I tried different models for sentiment analysis. Firstly, I tried statistical models as LogReg, DecisionTree, ExtraTree, RandomForest, XGBoost, LGBM Classifiers. Between them, I found best result 87% accuracy. I decided to try neural nets. As neural net models, I built Torch model with Fast Text Class. Then, I tried CNN and RNN with different layer numbers and layer types on Keras. At last, I used transfer learning technique with using Pre-trained BERT model which gave me 95% for small sample data and 97% for large-scale data. The results with small-scale data were inserted below;

Recommendation Systems

As a recommender system, I used collaborative filtering which finds similar users according to past ratings on same products and recommend user B the book which liked by also user A. Although this system has many advantages such as easy to find interested areas of customers and adding data to system easily, it has one big disadvantage as cold-start problem.

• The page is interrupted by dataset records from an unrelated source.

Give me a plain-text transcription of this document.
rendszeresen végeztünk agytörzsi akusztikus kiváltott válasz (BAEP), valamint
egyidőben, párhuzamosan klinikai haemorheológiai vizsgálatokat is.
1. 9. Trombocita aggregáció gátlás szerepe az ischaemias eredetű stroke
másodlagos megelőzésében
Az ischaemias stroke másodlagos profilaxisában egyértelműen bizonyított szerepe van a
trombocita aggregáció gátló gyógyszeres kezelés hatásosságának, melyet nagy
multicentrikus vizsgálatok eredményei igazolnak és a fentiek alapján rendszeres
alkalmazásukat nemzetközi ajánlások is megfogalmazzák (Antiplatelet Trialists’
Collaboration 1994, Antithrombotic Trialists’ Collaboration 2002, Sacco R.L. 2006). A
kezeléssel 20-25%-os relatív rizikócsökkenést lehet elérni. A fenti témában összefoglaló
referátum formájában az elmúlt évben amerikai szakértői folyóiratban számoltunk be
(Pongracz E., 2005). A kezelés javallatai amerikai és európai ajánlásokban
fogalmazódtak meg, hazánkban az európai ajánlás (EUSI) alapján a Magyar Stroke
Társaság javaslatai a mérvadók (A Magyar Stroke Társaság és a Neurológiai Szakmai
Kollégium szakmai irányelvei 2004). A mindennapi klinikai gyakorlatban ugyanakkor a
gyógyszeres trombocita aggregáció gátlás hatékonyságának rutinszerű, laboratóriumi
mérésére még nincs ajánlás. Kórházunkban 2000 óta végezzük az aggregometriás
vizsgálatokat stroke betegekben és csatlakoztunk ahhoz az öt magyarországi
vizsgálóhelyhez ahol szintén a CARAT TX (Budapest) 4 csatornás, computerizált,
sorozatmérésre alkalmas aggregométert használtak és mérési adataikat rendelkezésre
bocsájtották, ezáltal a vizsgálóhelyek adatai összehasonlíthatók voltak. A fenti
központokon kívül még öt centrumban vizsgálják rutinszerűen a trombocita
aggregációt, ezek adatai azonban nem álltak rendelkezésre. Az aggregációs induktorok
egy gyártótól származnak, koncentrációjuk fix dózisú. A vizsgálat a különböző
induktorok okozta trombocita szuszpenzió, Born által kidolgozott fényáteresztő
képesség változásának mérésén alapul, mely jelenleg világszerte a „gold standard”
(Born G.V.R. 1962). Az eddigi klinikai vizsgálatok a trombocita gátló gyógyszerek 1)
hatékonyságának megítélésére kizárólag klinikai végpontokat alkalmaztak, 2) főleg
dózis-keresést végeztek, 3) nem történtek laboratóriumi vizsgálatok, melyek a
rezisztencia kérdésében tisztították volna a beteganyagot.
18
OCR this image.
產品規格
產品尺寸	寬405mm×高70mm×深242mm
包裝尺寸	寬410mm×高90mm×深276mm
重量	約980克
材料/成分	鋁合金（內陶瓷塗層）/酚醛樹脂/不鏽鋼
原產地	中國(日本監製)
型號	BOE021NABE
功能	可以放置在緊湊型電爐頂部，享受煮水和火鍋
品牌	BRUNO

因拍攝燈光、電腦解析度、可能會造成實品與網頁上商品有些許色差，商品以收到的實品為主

To solve this issue, I built a system which finds similarities between keywords and reviews. It is easy to write keywords in search tab and take recommendations but what if I do not have any other information for product than reviews, or maybe best book for me is not best book for new user. So, I prefer to calculate text similarities between keywords and past reviews of other users. Then, I find the best N similar users and give recommendation to new user according to this.

Challenges of This Project?

The first challenge was that the data is very big to analyze. There are more than 2.2 million reviews with 139,815 users and 98,824 books. I used meta data as helper dataset to match book titles with book ID's. Every trial can take hours even my personal computer can not run this model for this whole data. So, I found different solutions. Firstly, to run models easily and compare, I took sample data from whole set and after decided my model with small set, I run my model for whole set. I used Google Colab also to run some models which can take hours.
The second challenges of the project was to build neural networks. Before using transfer learning technique, I tried to train Torch and Keras models. It is not easy to understand which layer is necessary or what the layers works for.
As a third challenge, it is not easy to say this recommendation system is well. Although we are trying to guess likes or dislikes of people, it is hard to predict human nature.

As a result, this project can help companies to save time with not to read many reviews for comparing products. If I can recommend good books, people can buy more products and advice my online store to others. Also, this project give opportunity to compare products easily and define dislikes quickly. And if the customer spend less time on server with finding interested books easily, it means fewer problems for my server.

All details and codes can be found in my GitHub repo.

As a personal gain, I learned a lot of different techniques, models and I got more information about deep learning. It was a good hands-on learning experience for me about neural networks.

As general feelings, I am very happy with my level which I have reached in 15 weeks. When I compares my first projects with capstone, I feel that I have improved myself a lot. I am grateful to our instructor Bryan Arnold and our coach Lindsey Berlin for helping and supporting us always to push the limits. And special thanks to my dear husband, I am grateful to him who encourages me always to try my best.